Resulta que el superdelegado Reyes Flores Hurtado se quiso pasar de lanza al decir que en Coahuila “andan muchos dinosaurios medio mañosos sueltos”, refiriéndose a los políticos priistas que siguen trabajando muy unidos, con mejor armonía que en Morena y el PAN, este último el partido de Reyes Flores al que tanto asustan los dinosaurios, sin voltear a ver a su patrón Santana Armando Guadiana Tijerina, mejor conocido como don Perpetuo del Rosal, idéntico al personaje de los Supermachos de Rius, ahora en las filas de la cuarta transformación (4T).

Y el mismo Reyes Flores sabe que don Santana es un ente anacrónico y contradictorio, la caricatura de don Perpetuo, como lo han llamado en los diarios de la capital.

Además, si lo vemos de acuerdo a su perfil taurómaco, el senador Guadiana mucho se asemeja a un tablajero, digamos que a un Bill Cutting, el siniestro carnicero de las Pandillas de Nueva York, con todo y el bigotazo.
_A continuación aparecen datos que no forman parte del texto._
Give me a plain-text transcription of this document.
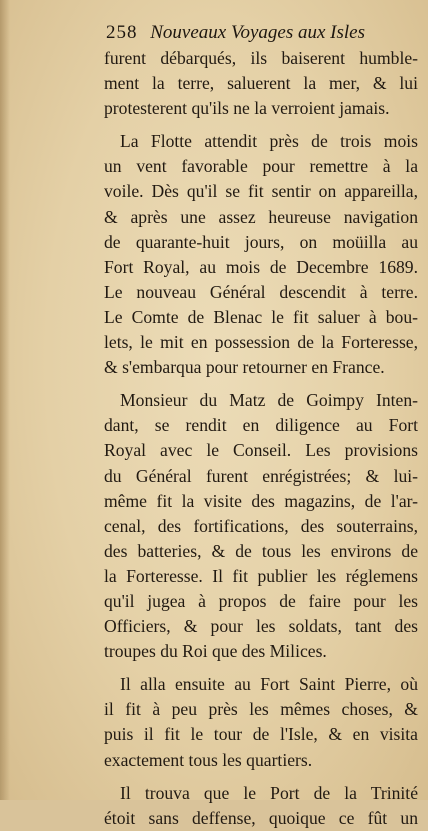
258 Nouveaux Voyages aux Isles
furent débarqués, ils baiserent humble-
ment la terre, saluerent la mer, & lui
protesterent qu'ils ne la verroient jamais.
La Flotte attendit près de trois mois
un vent favorable pour remettre à la
voile. Dès qu'il se fit sentir on appareilla,
& après une assez heureuse navigation
de quarante-huit jours, on moüilla au
Fort Royal, au mois de Decembre 1689.
Le nouveau Général descendit à terre.
Le Comte de Blenac le fit saluer à bou-
lets, le mit en possession de la Forteresse,
& s'embarqua pour retourner en France.
Monsieur du Matz de Goimpy Inten-
dant, se rendit en diligence au Fort
Royal avec le Conseil. Les provisions
du Général furent enrégistrées; & lui-
même fit la visite des magazins, de l'ar-
cenal, des fortifications, des souterrains,
des batteries, & de tous les environs de
la Forteresse. Il fit publier les réglemens
qu'il jugea à propos de faire pour les
Officiers, & pour les soldats, tant des
troupes du Roi que des Milices.
Il alla ensuite au Fort Saint Pierre, où
il fit à peu près les mêmes choses, &
puis il fit le tour de l'Isle, & en visita
exactement tous les quartiers.
Il trouva que le Port de la Trinité
étoit sans deffense, quoique ce fût un
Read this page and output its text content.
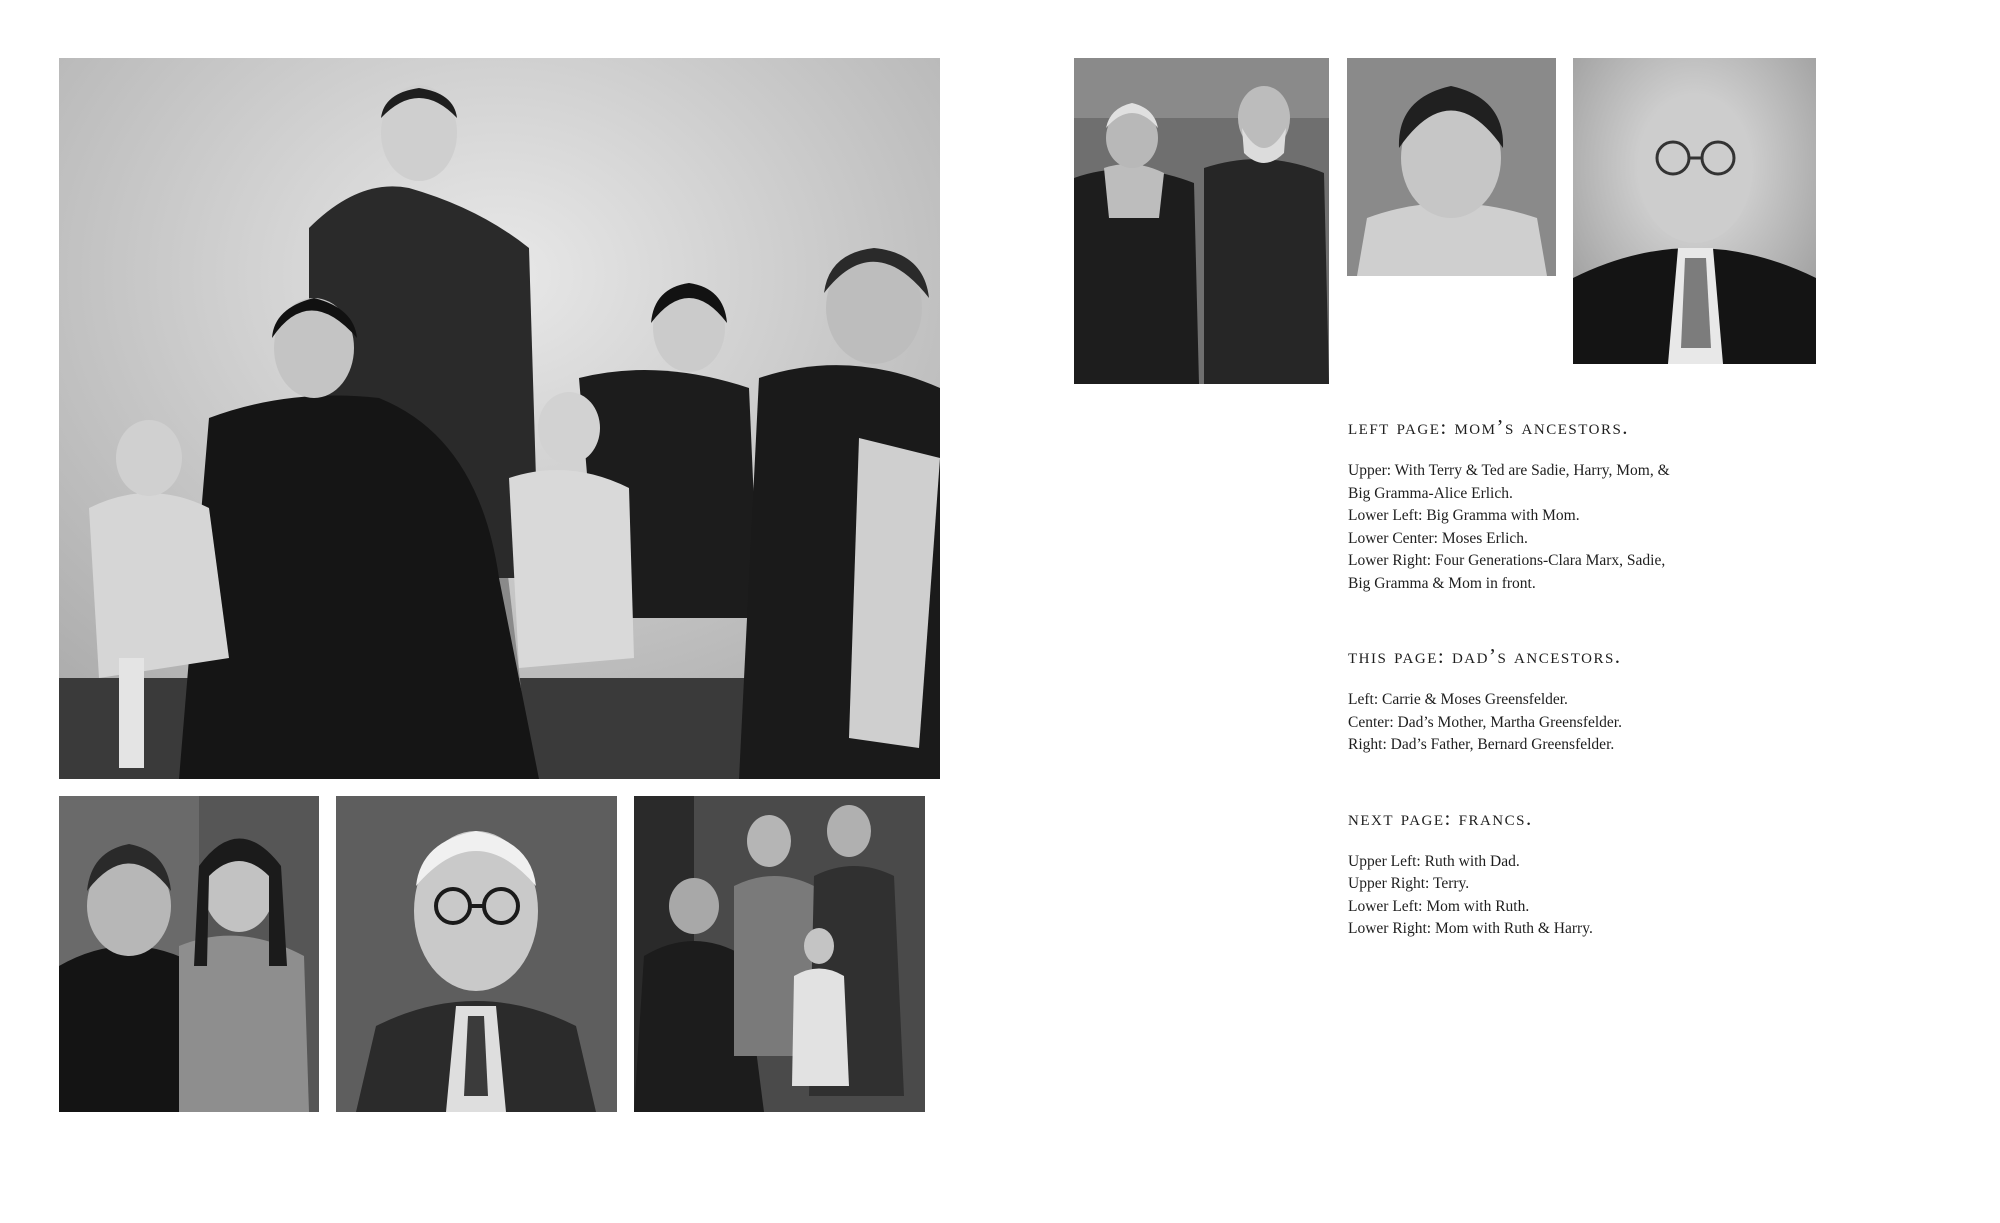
left page: mom’s ancestors.
Upper: With Terry & Ted are Sadie, Harry, Mom, &
Big Gramma-Alice Erlich.
Lower Left: Big Gramma with Mom.
Lower Center: Moses Erlich.
Lower Right: Four Generations-Clara Marx, Sadie,
Big Gramma & Mom in front.
this page: dad’s ancestors.
Left: Carrie & Moses Greensfelder.
Center: Dad’s Mother, Martha Greensfelder.
Right: Dad’s Father, Bernard Greensfelder.
next page: francs.
Upper Left: Ruth with Dad.
Upper Right: Terry.
Lower Left: Mom with Ruth.
Lower Right: Mom with Ruth & Harry.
Lo más contradictorio es ver al senador Guadiana junto al panista Reyes Flores militando en la 4T, porque ambos representan un peso muerto para Morena. Como lo fue Lily Téllez, pero esta con más dignidad y congruencia que estos “socialistas”.

Y no es común que un empresario minero sea militante y además senador de un partido de izquierda. Bien describe el novelista Émile Zola a los dueños de las minas como explotadores de los sufridos mineros. Y no exageramos al decir que su novela “Germinal” bien aplica hoy a la región carbonífera de Coahuila, con su halo de tristeza, desempleo y miseria, el fracaso rotundo del senador Guadiana en la tierra que lo vio nacer.

Dueño de un considerable poder económico, Guadiana también ambiciona el poder político. Una combinación que el mismo AMLO repudia y que va en contra de la 4T. Esa es otra de las grandes contradicciones de este senador que nada tiene que ver con la izquierda. No importa lo que opine AMLO y su partido, esto ya lo había advertido hace 30 años don Juan Sánchez Navarro, el gran ideólogo de los empresarios mexicanos que reprobaba sus ambiciones políticas.

Otra de los choques que tiene don Santana con la izquierda es su pasión taurina, una afición que es rechazada por la mayoría de los partidos de izquierda.

Y es que Guadiana Tijerina se siente muy orgulloso de ser criador de reses bravas, las que luego son torturadas con saña inaudita hasta ahogarlas en su propia sangre, martirio que según Guadiana es sinónimo de donaire y gallardía. Algo tan sublime como ver al desalmado carnicero Bill Cutting destazando seres vivos.

Y vaya que son patéticos don Perpetuo y Reyes Flores pretendiendo ser castizos sin tener casta para serlo. Son los clásicos políticos de San Garabato, pero con más demagogia, cinismo y más promesas sin cumplir.

Porque Reyes y Guadiana son lo peor de la 4T en Coahuila junto con Eva Galaz, Ricardo Mejía Berdeja, Elisa Villalobos, Eduardo Ortuño, José Ángel Pérez, Ignacio Corona, Ulises Hernández y Luis Fernando Salazar. Y si estos son los que van a transformar Coahuila, entonces es urgente buscar a don Isidro López y rogarle que regrese a la política. No importa si ahora es un anarcocristiano estalinista, don Chilo siempre será más serio y congruente que esos militantes de la izquierda vernácula.